Requirements for the TPC Simulator Project |
(Draft 1.0, Feb. 28, 1998)
This note defines the functionality of the new package TpcResponseSimulator. It is intended to serve as the blueprint for the writing of the general TPC repsonse simulator package in C++.
The detail with which the package treats each of the these effects should be flexible, allowing optimization of the balance of cpu time and precision of results for a given analysis task. In particular, the two approaches to the tpc simulation embodied in the current packages tss (explcit generation of electronics signal, with output of raw, digitized data) and tfs (bypassing the generation of raw data and cluster finding, outputting space points instead) should be included in the new package.
The algorithmic basis for the repsonse simulations should be that developed in detail by the ALEPH TPC group (described in the book by Blum and Rolandi, more schematically in the ALEPH handbook), expanded in ref (ii). The package should contain parametrizations of the TPC response at a variety of levels of detail, with clear paths to tuning the relevant parameters in the model to all available test data.

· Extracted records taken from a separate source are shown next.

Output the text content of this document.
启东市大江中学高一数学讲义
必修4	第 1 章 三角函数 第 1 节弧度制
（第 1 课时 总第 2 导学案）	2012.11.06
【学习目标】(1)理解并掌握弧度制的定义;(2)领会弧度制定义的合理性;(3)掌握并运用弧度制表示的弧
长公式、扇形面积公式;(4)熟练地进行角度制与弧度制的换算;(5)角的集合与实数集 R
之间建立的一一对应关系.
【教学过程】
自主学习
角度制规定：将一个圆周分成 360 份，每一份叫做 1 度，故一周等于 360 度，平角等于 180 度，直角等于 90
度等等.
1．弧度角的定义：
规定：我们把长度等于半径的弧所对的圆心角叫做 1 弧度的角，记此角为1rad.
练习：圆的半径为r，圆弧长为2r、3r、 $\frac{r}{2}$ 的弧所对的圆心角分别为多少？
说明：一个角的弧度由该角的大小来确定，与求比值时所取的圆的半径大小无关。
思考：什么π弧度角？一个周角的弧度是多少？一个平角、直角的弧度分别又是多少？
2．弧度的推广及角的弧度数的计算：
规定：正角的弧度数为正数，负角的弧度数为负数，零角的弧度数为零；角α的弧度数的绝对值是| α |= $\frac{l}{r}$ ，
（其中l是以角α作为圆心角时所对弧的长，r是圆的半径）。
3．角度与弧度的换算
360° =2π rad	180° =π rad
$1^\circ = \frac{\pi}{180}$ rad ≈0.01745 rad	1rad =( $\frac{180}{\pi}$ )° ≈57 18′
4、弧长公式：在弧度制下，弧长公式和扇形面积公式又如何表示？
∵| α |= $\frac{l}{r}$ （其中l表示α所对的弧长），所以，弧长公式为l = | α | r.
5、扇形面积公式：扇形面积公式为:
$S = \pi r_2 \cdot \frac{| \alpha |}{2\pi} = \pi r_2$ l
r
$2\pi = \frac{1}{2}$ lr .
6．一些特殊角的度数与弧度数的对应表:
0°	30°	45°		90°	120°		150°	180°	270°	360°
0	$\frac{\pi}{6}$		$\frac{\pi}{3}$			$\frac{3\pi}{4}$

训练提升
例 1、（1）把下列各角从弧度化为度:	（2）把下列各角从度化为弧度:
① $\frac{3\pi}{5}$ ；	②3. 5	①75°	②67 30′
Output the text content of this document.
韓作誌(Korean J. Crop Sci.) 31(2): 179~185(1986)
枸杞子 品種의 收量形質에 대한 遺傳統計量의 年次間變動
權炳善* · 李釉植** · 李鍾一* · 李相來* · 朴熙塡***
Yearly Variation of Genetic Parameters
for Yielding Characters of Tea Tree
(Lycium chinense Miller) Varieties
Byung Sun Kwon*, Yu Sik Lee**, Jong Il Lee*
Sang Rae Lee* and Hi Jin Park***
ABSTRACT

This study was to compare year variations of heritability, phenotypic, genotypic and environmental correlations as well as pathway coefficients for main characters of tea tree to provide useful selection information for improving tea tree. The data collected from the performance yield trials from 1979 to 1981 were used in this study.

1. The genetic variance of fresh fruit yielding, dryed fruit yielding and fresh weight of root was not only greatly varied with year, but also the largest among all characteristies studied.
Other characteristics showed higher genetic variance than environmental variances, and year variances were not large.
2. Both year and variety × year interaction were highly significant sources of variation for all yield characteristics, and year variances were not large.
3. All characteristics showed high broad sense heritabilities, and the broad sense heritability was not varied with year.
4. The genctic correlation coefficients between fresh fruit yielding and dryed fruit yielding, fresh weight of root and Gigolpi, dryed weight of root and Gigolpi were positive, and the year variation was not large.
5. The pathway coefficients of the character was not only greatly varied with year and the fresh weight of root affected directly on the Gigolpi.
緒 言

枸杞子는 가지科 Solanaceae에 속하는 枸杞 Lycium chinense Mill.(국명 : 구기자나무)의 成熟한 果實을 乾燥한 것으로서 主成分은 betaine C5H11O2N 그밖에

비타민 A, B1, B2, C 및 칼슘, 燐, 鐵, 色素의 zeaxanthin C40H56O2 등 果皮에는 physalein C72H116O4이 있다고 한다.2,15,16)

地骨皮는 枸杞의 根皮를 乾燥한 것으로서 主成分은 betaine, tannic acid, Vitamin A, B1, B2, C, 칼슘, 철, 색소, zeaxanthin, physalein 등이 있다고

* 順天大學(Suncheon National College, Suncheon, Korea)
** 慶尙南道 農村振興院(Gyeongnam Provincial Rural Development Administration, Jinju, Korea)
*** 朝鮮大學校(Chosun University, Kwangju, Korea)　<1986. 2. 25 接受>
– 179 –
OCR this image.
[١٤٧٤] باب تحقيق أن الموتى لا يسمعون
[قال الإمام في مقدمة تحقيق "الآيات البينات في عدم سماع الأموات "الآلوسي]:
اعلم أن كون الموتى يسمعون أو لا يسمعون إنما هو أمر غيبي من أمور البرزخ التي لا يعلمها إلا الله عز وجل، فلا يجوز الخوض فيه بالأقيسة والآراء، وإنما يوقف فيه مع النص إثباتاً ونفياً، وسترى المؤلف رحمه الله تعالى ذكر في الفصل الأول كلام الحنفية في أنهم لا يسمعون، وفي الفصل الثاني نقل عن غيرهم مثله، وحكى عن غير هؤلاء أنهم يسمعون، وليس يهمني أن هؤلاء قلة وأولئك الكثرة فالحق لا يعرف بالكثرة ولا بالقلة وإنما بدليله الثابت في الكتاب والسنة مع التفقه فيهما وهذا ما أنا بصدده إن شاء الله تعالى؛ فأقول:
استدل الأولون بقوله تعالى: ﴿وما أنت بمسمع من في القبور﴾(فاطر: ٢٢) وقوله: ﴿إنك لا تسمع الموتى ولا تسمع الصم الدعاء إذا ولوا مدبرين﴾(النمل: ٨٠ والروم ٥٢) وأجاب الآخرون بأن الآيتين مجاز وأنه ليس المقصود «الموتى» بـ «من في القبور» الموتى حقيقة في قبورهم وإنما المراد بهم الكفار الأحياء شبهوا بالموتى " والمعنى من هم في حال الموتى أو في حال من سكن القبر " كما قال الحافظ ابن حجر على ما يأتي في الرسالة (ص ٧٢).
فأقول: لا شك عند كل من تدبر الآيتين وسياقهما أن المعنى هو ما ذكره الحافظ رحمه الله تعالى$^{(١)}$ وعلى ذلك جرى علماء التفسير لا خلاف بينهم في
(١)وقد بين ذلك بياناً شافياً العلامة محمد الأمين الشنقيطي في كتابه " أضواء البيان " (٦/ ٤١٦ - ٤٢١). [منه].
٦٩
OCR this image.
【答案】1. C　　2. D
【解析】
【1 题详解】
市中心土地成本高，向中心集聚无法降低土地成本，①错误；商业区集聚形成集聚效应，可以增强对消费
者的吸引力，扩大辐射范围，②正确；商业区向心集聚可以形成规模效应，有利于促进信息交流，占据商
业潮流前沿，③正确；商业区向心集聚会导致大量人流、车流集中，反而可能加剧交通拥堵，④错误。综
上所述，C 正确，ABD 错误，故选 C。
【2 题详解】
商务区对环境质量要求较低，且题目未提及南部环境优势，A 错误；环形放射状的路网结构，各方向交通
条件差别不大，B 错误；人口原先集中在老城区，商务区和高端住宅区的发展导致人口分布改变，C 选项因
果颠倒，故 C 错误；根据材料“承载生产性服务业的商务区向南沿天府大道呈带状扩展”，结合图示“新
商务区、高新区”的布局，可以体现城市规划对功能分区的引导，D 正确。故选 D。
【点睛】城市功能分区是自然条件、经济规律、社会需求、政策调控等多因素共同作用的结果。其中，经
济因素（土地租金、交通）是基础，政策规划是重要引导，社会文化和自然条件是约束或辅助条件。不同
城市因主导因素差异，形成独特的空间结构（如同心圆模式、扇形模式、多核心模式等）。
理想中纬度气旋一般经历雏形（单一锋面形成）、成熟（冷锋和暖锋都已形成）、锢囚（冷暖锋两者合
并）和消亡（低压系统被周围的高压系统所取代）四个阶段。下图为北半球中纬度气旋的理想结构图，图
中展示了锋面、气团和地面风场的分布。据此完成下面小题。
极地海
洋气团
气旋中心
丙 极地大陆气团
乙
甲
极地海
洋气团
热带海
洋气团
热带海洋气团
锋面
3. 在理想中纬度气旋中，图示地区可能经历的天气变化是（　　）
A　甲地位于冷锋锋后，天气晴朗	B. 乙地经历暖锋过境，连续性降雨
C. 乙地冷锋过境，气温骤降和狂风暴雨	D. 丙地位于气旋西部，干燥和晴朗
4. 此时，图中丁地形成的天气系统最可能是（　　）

The main development of the package should be in the direction of a production level tool that accurately simulates the interaction between tracks in order to estimate the effects on physics of the environment (especially high track density) in the chamber. This is in contrast to a near-first-principles calculation of the chamber response to isolated tracks. Where these two requirements conflict, hooks should be created to allow the development of detailed simulations to occur separately or at a later date.
Two sources of ionization of the TPC gas should be treated: charged tracks and laser events. The charged tracks create clusters whose distribution of amplitudes (= number of electrons in cluster) is Landau-like, whereas the laser creates uniformly distributed ionization, resulting in Poisson distributed cluster amplitudes.
The magnetic field should be continuously variable from zero to the nominal maximum of the STAR TPC. Both ideal (cylindrical) fields and field maps should be handled.
The following field-related physics should be accounted for:
The essential parameters of the gas for these calculations (overall drift velocity, which may vary from event; omega-tau) should not be parametrized as a function of E and B but should be read from a database or set externally.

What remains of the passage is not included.